With the Government amply making it clear that the priority was to contain inflation rather than sustain a high growth, the RBI was expected to announce some measures to douse the inflationary trends and lower its indication of anticipated growth rate for the current fiscal. RBI Governor Y V Redddy had already termed the above seven per cent inflationary rates on a year-on-year basis as against the RBI's target of five per cent as ''unacceptable''.

The prevailing banking rates were: CRR 7.75 per cent, SLR 25 per cent, Bank Rate six per cent, Repo Rate 7.75, reverse repo six per cent, Prime lending rate 12.75 to 13.25 per cent, savings rate 3.5 per cent, deposit rates 7.5 to 9.6 per cent.

The Central Bank had already taken the sting out of the annual policy statement, when it on April 17 hiked the Cash Reserve Ratio (CRR) by 50 basis points in two phases with the first dose of 25 basis points effected on April 26 to raise CRR to 7.75 per cent.

The second dose of 25 basis points would take the CRR to eight per cent from May five. The RBI, taking cue from Union Finance Minister P Chidambaram's statement in Parliament on the need for the Apex bank to take corrective measures to check the galloping inflation, came out with the CRR hike, bare two weeks ahead of its annual credit review meeting on April 29.

The trade and Industry have already come out strongly against any further hike in the RBI rates stating that it would stunt the growth.

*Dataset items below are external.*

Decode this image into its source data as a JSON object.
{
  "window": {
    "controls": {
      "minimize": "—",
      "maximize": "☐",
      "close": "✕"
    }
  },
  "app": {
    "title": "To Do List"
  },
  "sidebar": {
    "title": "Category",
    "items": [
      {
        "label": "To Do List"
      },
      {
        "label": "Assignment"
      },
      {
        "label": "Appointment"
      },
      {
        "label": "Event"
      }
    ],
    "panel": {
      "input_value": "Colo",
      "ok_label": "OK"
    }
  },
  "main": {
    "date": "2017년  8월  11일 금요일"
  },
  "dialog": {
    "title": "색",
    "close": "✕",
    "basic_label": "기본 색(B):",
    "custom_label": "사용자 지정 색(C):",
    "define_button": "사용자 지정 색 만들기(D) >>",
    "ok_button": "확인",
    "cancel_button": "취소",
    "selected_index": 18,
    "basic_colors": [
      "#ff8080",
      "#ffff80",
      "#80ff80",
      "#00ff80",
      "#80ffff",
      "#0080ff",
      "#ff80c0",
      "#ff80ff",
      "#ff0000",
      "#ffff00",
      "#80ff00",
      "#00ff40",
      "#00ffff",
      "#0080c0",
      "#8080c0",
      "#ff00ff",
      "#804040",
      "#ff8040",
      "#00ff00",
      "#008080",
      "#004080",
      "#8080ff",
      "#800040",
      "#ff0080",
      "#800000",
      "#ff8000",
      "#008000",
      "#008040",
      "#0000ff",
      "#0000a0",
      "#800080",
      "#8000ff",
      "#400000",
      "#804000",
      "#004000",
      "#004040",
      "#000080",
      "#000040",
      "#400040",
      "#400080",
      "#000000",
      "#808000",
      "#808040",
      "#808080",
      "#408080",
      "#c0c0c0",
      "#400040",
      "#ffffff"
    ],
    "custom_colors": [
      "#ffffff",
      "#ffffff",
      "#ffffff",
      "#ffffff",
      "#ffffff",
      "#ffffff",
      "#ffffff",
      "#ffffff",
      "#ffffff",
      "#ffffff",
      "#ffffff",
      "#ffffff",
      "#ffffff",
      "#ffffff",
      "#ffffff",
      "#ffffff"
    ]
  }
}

Federation of Indian Chambers of Commerce and Industry (FICCI) seeking a status quo had said that inflationary trends were mainly due to supply strain constraints and global commodity price increase and any change in RBI rates would only further impact the industry.

Any change northward would have a cascading impact on the economy, it felt.

Both banking experts and industry leaders accept that the current high inflationary phenomenon was only a passing phase and the government or RBI should not do anything harmful in this phase that would arrest on bright long term growth trends.

State Bank of India Chairman O P Bhatt indicated the possibility of the Apex bank not hiking the rates further, though some foreign investment banks, including the Lehman brothers did not rule out the possibility of 25 basis points increase in the Repo rates. Mr Bhatt felt, with the large industrial and business houses already chalking out a long term map looking out over the next five to ten years, the pressure would be on other Companies. But he was assertive when he said that there might not be any further changes in the rates.

Reports have also indicated that RBI in its policy statement introduce certain measures selective credit control measures to check inflation. The controls could be through tightening of credit to certain sectors which fuel inflation. It would not be the first time such mechanisms were put in place as they had been used earlier by the RBI in 1980s.

Among the options available to the RBI Governor included status quo that would not take the lending rates upward and benefit the industries but would not check inflationary trends, raising repo rate and keep other rates unchanged: this might lead to banks increasing lending rates, but decelerate growth rates, raising repo rate and reverse repo rate and keep other rates unchanged as it could help dampen price pressures by curbing borrowings and encourage savings.

The RBI could raise reverse repo rate but keep other rates unchanged with the measure reduce the volatility in inter-bank cash rates and keep them in a slightly higher position. It could also lead to banks hiking lending rates.